Mapping the distribution of packing topologies within protein interiors shows predominant preference for specific packing motifs
1 Crystallography and Molecular Biology Division, Saha Institute of Nuclear Physics, 1/AF, Bidhannagar, Kolkata - 700 064, India
2 Biophysics Division, Saha Institute of Nuclear Physics, 1/AF, Bidhannagar, Kolkata - 700 064, India
BMC Bioinformatics 2011, 12:195 doi:10.1186/1471-2105-12-195Published: 24 May 2011
Mapping protein primary sequences to their three dimensional folds referred to as the 'second genetic code' remains an unsolved scientific problem. A crucial part of the problem concerns the geometrical specificity in side chain association leading to densely packed protein cores, a hallmark of correctly folded native structures. Thus, any model of packing within proteins should constitute an indispensable component of protein folding and design.

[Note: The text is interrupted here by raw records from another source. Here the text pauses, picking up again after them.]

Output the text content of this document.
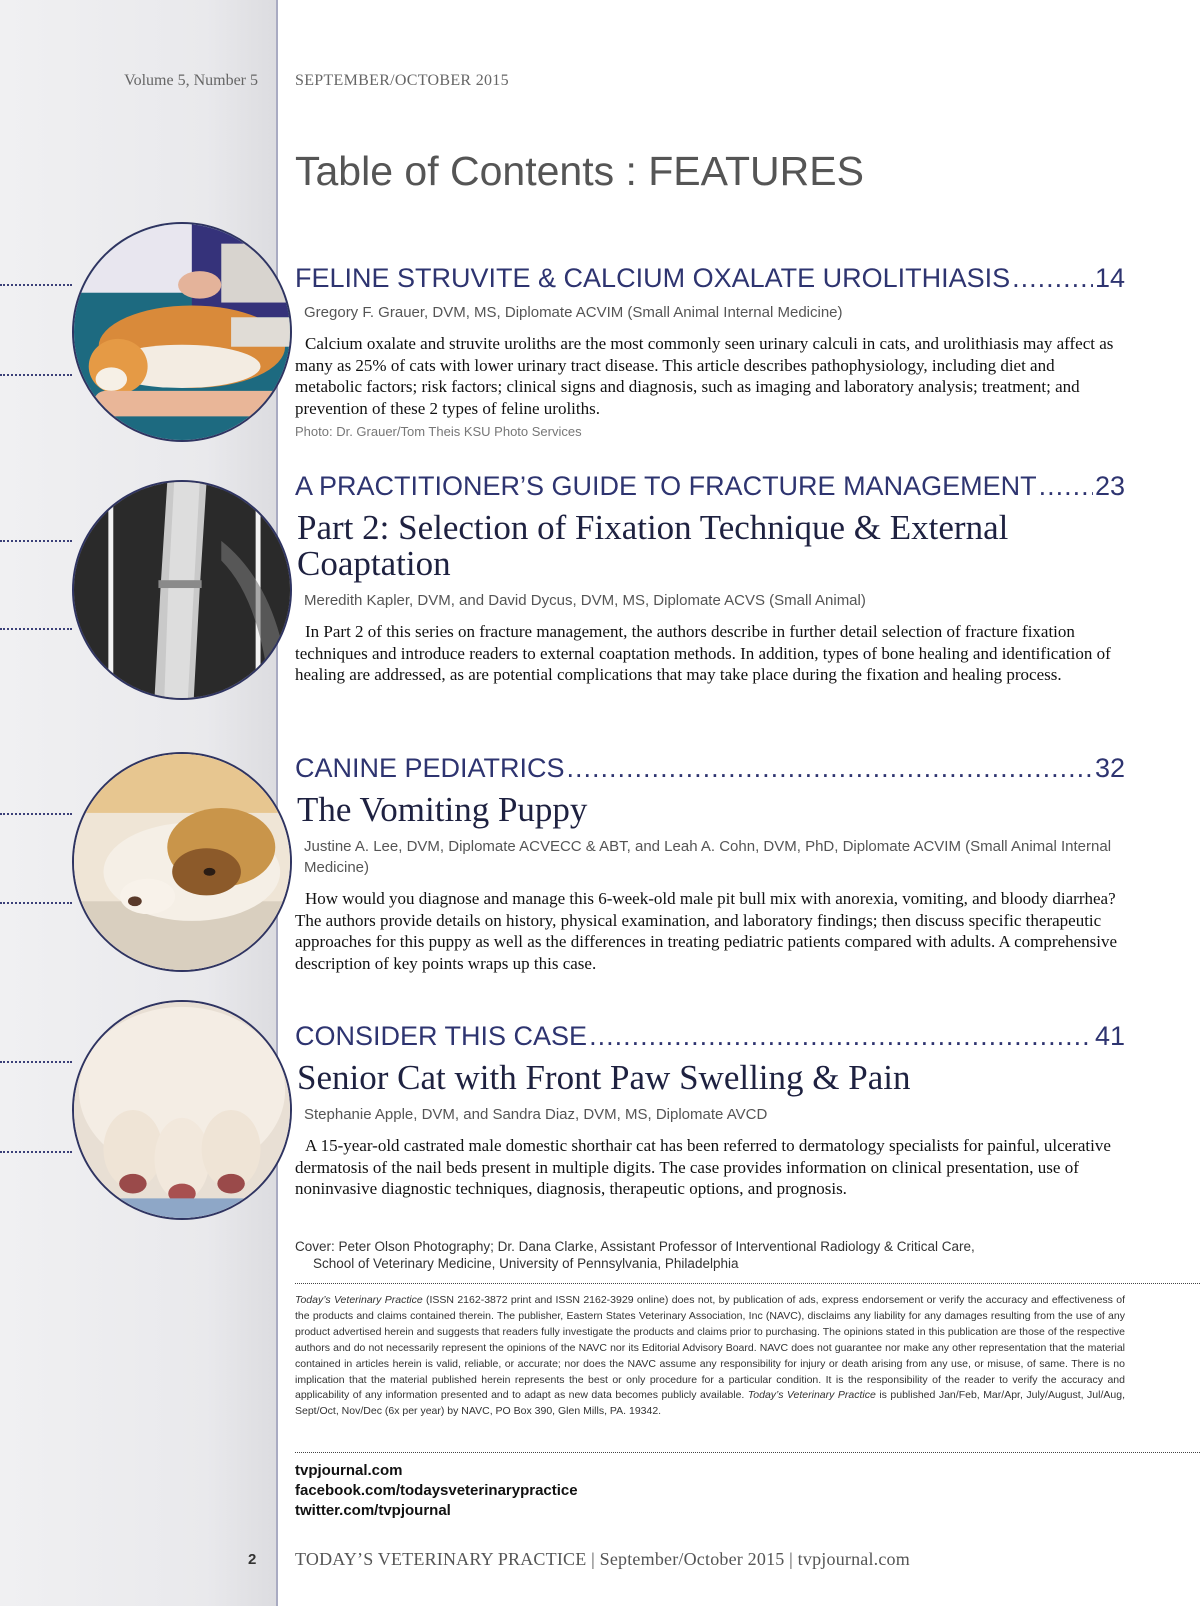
Volume 5, Number 5 SEPTEMBER/OCTOBER 2015
Table of Contents : FEATURES
FELINE STRUVITE & CALCIUM OXALATE UROLITHIASIS .....	14
Gregory F. Grauer, DVM, MS, Diplomate ACVIM (Small Animal Internal Medicine)
Calcium oxalate and struvite uroliths are the most commonly seen urinary calculi in cats, and urolithiasis may affect as many as 25% of cats with lower urinary tract disease. This article describes pathophysiology, including diet and metabolic factors; risk factors; clinical signs and diagnosis, such as imaging and laboratory analysis; treatment; and prevention of these 2 types of feline uroliths.
Photo: Dr. Grauer/Tom Theis KSU Photo Services
A PRACTITIONER’S GUIDE TO FRACTURE MANAGEMENT ..... 23
Part 2: Selection of Fixation Technique & External Coaptation
Meredith Kapler, DVM, and David Dycus, DVM, MS, Diplomate ACVS (Small Animal)
In Part 2 of this series on fracture management, the authors describe in further detail selection of fracture fixation techniques and introduce readers to external coaptation methods. In addition, types of bone healing and identification of healing are addressed, as are potential complications that may take place during the fixation and healing process.
CANINE PEDIATRICS .....	32
The Vomiting Puppy
Justine A. Lee, DVM, Diplomate ACVECC & ABT, and Leah A. Cohn, DVM, PhD, Diplomate ACVIM (Small Animal Internal Medicine)
How would you diagnose and manage this 6-week-old male pit bull mix with anorexia, vomiting, and bloody diarrhea? The authors provide details on history, physical examination, and laboratory findings; then discuss specific therapeutic approaches for this puppy as well as the differences in treating pediatric patients compared with adults. A comprehensive description of key points wraps up this case.
CONSIDER THIS CASE .....	41
Senior Cat with Front Paw Swelling & Pain
Stephanie Apple, DVM, and Sandra Diaz, DVM, MS, Diplomate AVCD
A 15-year-old castrated male domestic shorthair cat has been referred to dermatology specialists for painful, ulcerative dermatosis of the nail beds present in multiple digits. The case provides information on clinical presentation, use of noninvasive diagnostic techniques, diagnosis, therapeutic options, and prognosis.
Cover: Peter Olson Photography; Dr. Dana Clarke, Assistant Professor of Interventional Radiology & Critical Care,
School of Veterinary Medicine, University of Pennsylvania, Philadelphia
Today’s Veterinary Practice (ISSN 2162-3872 print and ISSN 2162-3929 online) does not, by publication of ads, express endorsement or verify the accuracy and effectiveness of the products and claims contained therein. The publisher, Eastern States Veterinary Association, Inc (NAVC), disclaims any liability for any damages resulting from the use of any product advertised herein and suggests that readers fully investigate the products and claims prior to purchasing. The opinions stated in this publication are those of the respective authors and do not necessarily represent the opinions of the NAVC nor its Editorial Advisory Board. NAVC does not guarantee nor make any other representation that the material contained in articles herein is valid, reliable, or accurate; nor does the NAVC assume any responsibility for injury or death arising from any use, or misuse, of same. There is no implication that the material published herein represents the best or only procedure for a particular condition. It is the responsibility of the reader to verify the accuracy and applicability of any information presented and to adapt as new data becomes publicly available. Today’s Veterinary Practice is published Jan/Feb, Mar/Apr, July/August, Jul/Aug, Sept/Oct, Nov/Dec (6x per year) by NAVC, PO Box 390, Glen Mills, PA. 19342.
tvpjournal.com
facebook.com/todaysveterinarypractice
twitter.com/tvpjournal
2 TODAY’S VETERINARY PRACTICE | September/October 2015 | tvpjournal.com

In this study an attempt has been made to find, characterize and classify recurring patterns in the packing of side chain atoms within a protein which sustains its native fold. The interaction of side chain atoms within the protein core has been represented as a contact network based on the surface complementarity and overlap between associating side chain surfaces. Some network topologies definitely appear to be preferred and they have been termed 'packing motifs', analogous to super secondary structures in proteins. Study of the distribution of these motifs reveals the ubiquitous presence of typical smaller graphs, which appear to get linked or coalesce to give larger graphs, reminiscent of the nucleation-condensation model in protein folding. One such frequently occurring motif, also envisaged as the unit of clustering, the three residue clique was invariably found in regions of dense packing. Finally, topological measures based on surface contact networks appeared to be effective in discriminating sequences native to a specific fold amongst a set of decoys.
Out of innumerable topological possibilities, only a finite number of specific packing motifs are actually realized in proteins. This small number of motifs could serve as a basis set in the construction of larger networks. Of these, the triplet clique exhibits distinct preference both in terms of composition and geometry.